L'ancien président du Front national devenu par la suite Rassemblement national, Jean-Marie Le Pen, est au centre d'une nouvelle polémique sur la torture pendant la Guerre d'Algérie. Cependant, cette fois, il ne fait pas partie des protagonistes de cette polémique. En effet, c'est lors du 2e épisode du podcast diffusé sur France Inter « Jean-Marie Le Pen, l’obsession nationale » que l’historien Benjamin Stora disculpe le politicien d'extrême droite en affirmant que ce dernier n'avait pas pratiqué la torture en Algérie
« Jean-Marie Le Pen n’a sans doute pas pratiqué la torture en Algérie », a donc déclaré Benjamin Stora. Une phrase suffisante pour déclencher une polémique au sein des historiens français. En effet, les historiens André Loez et Fabrice Riceputi s’en sont émus sur Twitter.

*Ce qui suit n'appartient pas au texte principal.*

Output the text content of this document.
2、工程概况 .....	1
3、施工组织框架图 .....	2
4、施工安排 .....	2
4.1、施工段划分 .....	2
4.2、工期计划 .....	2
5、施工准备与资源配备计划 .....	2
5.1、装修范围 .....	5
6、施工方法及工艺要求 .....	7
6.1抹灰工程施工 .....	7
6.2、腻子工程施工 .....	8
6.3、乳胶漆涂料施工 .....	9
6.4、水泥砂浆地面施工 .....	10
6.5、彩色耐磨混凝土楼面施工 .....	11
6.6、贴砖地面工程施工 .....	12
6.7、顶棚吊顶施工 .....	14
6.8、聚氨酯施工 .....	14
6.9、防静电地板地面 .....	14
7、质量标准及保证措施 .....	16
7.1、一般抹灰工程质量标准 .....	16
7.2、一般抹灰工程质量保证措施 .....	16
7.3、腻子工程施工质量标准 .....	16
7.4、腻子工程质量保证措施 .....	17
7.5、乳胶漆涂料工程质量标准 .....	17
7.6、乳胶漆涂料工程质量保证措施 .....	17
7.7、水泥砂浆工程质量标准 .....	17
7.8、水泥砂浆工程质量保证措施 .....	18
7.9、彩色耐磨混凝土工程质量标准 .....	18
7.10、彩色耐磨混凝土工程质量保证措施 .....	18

De son côté, Florence Beaugé, fin connaisseur du dossier de la torture pendant la Guerre d'Algérie en ayant étudié cette question pendant des années au Monde, est outré. Il déclare que c’est « un comble ». « Le Pen se retrouve blanchi de l’accusation à deux reprises. D’une part par Benjamin Stora, d’autre part par Philippe Collin, qui a avalé innocemment la couleuvre. Le Pen a bel et bien participé – et activement ! – à la bataille d'Alger », martèle Florence Beaugé.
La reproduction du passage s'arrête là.